The transceiver converts analog signals into uplink RF signals to
be sent to the amplifier and converts downlink RF signals received
from the amplifier into analog signals. The LTE modem demodulates
analog signals received from the transceiver into original digital
signals according to the LTE protocol and modulates digital signals
into analog signals to be sent to the transceiver. Particularly,
the LTE RF unit 130 performs a function to control Inter-RAT
handover. For this, the LTE RF unit 130 directly communicates with
the WiMAX RF unit 140 through, for example, a Universal
Asynchronous Receiver/Transmitter (UART), a Serial Peripheral
Interface (SPI), or a General Purpose Input Output (GPIO) pin or
interface.
[0031] The WiMAX RF unit 140 accesses the WiMAX communication
network and then performs a location registration and a data
communication. Also, the WiMAX RF unit 140 transmits and receives
signals related to a voice call, a video call, a SMS, a MMS, and a
data communication to and from the target electronic device 10
through the switching unit 120 and the interface unit 110. And
also, the WiMAX RF unit 140 includes a front end, an amplifier, a
transceiver, a WiMAX modem, a memory, a power manager, and a
Subscriber Identification Module (SIM).
[0032] FIG. 2 is a block diagram illustrating the configuration of
an LTE RF unit according to an exemplary embodiment of the present
invention.
[0033] Referring to FIG. 2, the LTE RF unit 130 includes a front
end 131, an amplifier 132, a transceiver 133, a memory 134, a SIM
135, a power manager 136, and an LTE modem 137.

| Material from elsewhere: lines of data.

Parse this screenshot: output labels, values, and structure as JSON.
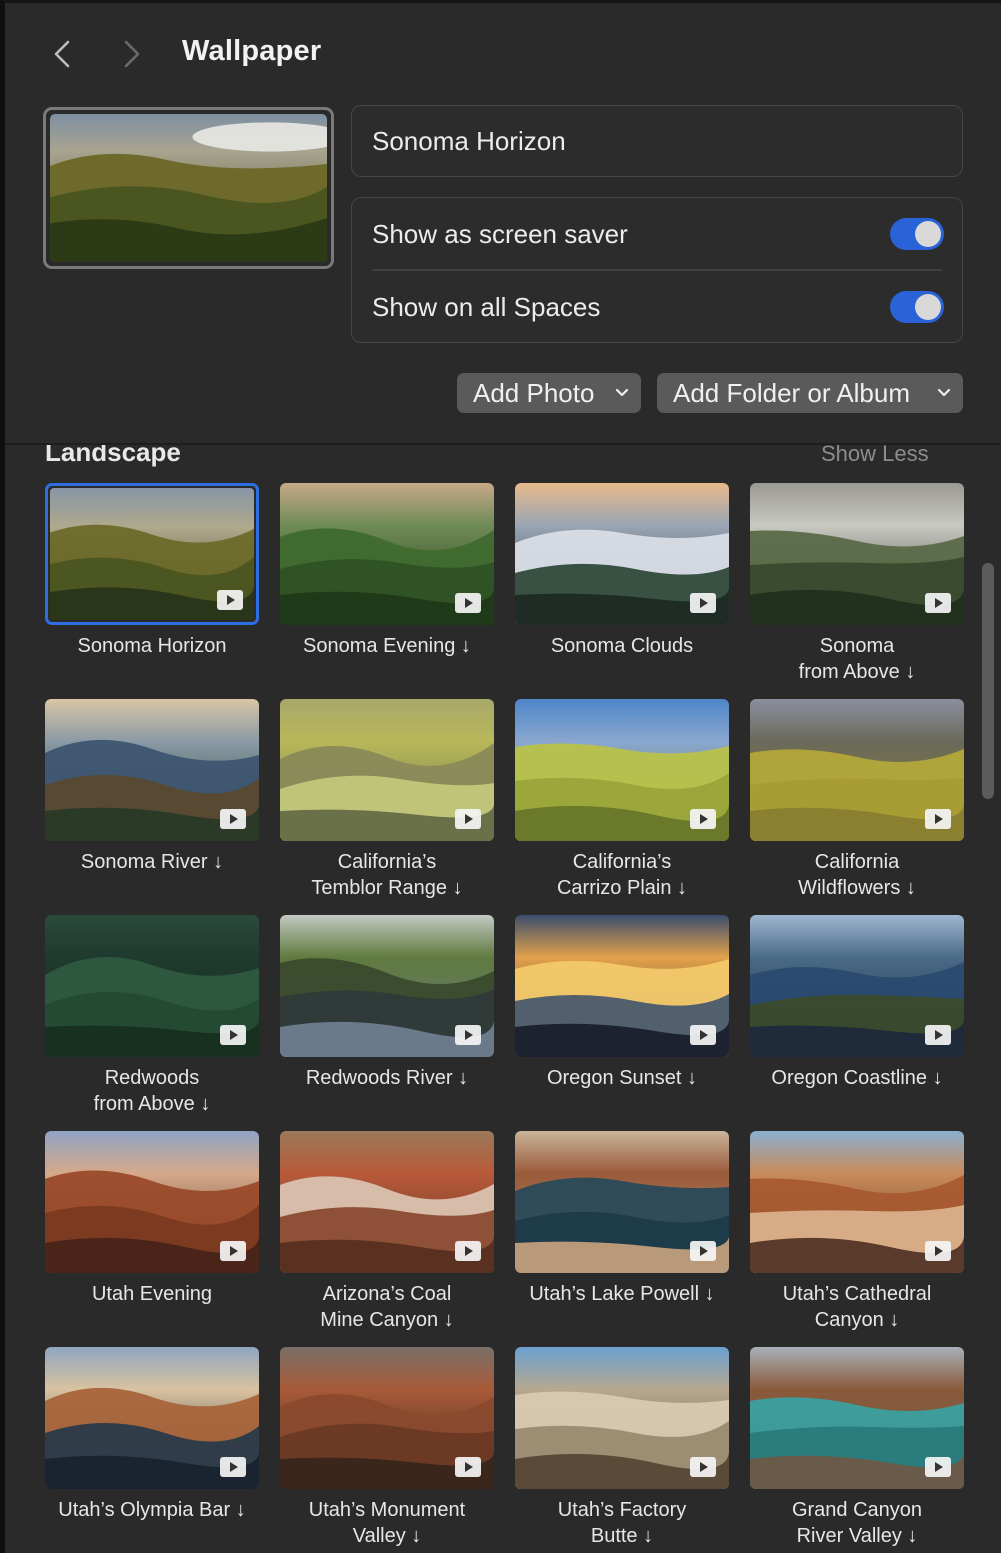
{
  "window": {
    "title": "Wallpaper"
  },
  "current": {
    "name": "Sonoma Horizon",
    "toggles": [
      {
        "label": "Show as screen saver",
        "on": true
      },
      {
        "label": "Show on all Spaces",
        "on": true
      }
    ]
  },
  "buttons": {
    "add_photo": "Add Photo",
    "add_folder": "Add Folder or Album"
  },
  "gallery": {
    "section": "Landscape",
    "show_less": "Show Less",
    "items": [
      {
        "line1": "Sonoma Horizon",
        "line2": ""
      },
      {
        "line1": "Sonoma Evening ↓",
        "line2": ""
      },
      {
        "line1": "Sonoma Clouds",
        "line2": ""
      },
      {
        "line1": "Sonoma",
        "line2": "from Above ↓"
      },
      {
        "line1": "Sonoma River ↓",
        "line2": ""
      },
      {
        "line1": "California’s",
        "line2": "Temblor Range ↓"
      },
      {
        "line1": "California’s",
        "line2": "Carrizo Plain ↓"
      },
      {
        "line1": "California",
        "line2": "Wildflowers ↓"
      },
      {
        "line1": "Redwoods",
        "line2": "from Above ↓"
      },
      {
        "line1": "Redwoods River ↓",
        "line2": ""
      },
      {
        "line1": "Oregon Sunset ↓",
        "line2": ""
      },
      {
        "line1": "Oregon Coastline ↓",
        "line2": ""
      },
      {
        "line1": "Utah Evening",
        "line2": ""
      },
      {
        "line1": "Arizona’s Coal",
        "line2": "Mine Canyon ↓"
      },
      {
        "line1": "Utah’s Lake Powell ↓",
        "line2": ""
      },
      {
        "line1": "Utah’s Cathedral",
        "line2": "Canyon ↓"
      },
      {
        "line1": "Utah’s Olympia Bar ↓",
        "line2": ""
      },
      {
        "line1": "Utah’s Monument",
        "line2": "Valley ↓"
      },
      {
        "line1": "Utah’s Factory",
        "line2": "Butte ↓"
      },
      {
        "line1": "Grand Canyon",
        "line2": "River Valley ↓"
      }
    ]
  },
  "icons": {
    "back": "chevron-left-icon",
    "forward": "chevron-right-icon",
    "dropdown": "chevron-down-icon",
    "video": "play-badge-icon"
  },
  "colors": {
    "accent": "#2a62d8",
    "background": "#2a2a2a"
  }
}
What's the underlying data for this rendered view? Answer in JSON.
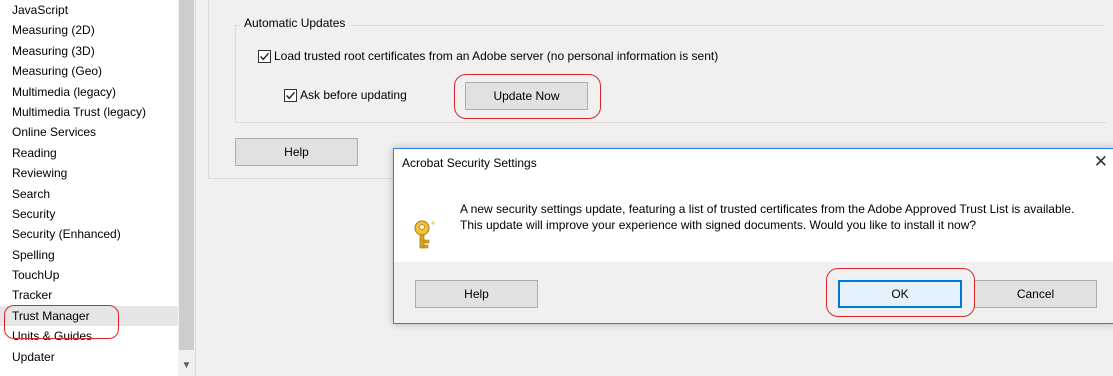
{
  "category_list": {
    "items": [
      "JavaScript",
      "Measuring (2D)",
      "Measuring (3D)",
      "Measuring (Geo)",
      "Multimedia (legacy)",
      "Multimedia Trust (legacy)",
      "Online Services",
      "Reading",
      "Reviewing",
      "Search",
      "Security",
      "Security (Enhanced)",
      "Spelling",
      "TouchUp",
      "Tracker",
      "Trust Manager",
      "Units & Guides",
      "Updater"
    ],
    "selected": "Trust Manager"
  },
  "automatic_updates": {
    "title": "Automatic Updates",
    "load_trusted_label": "Load trusted root certificates from an Adobe server (no personal information is sent)",
    "load_trusted_checked": true,
    "ask_before_label": "Ask before updating",
    "ask_before_checked": true,
    "update_now_label": "Update Now"
  },
  "help_label": "Help",
  "dialog": {
    "title": "Acrobat Security Settings",
    "close_glyph": "✕",
    "message": "A new security settings update, featuring a list of trusted certificates from the Adobe Approved Trust List is available.  This update will improve your experience with signed documents.  Would you like to install it now?",
    "help_label": "Help",
    "ok_label": "OK",
    "cancel_label": "Cancel",
    "icon": "key-icon"
  },
  "colors": {
    "highlight_ring": "#e0242b",
    "dialog_border": "#2b80d8",
    "default_button_border": "#0078d7"
  }
}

[0034] As discussed, above, the front end 131 performs a band-pass
filtering for downlink RF signals received from the antenna and
then outputs the band-pass filtered downlink RF signals having LTE
frequency band to the amplifier 132, and also performs a band-pass
filtering for uplink RF signals received from the amplifier 132 and
then sends the band-pass filtered uplink RF signals to the antenna.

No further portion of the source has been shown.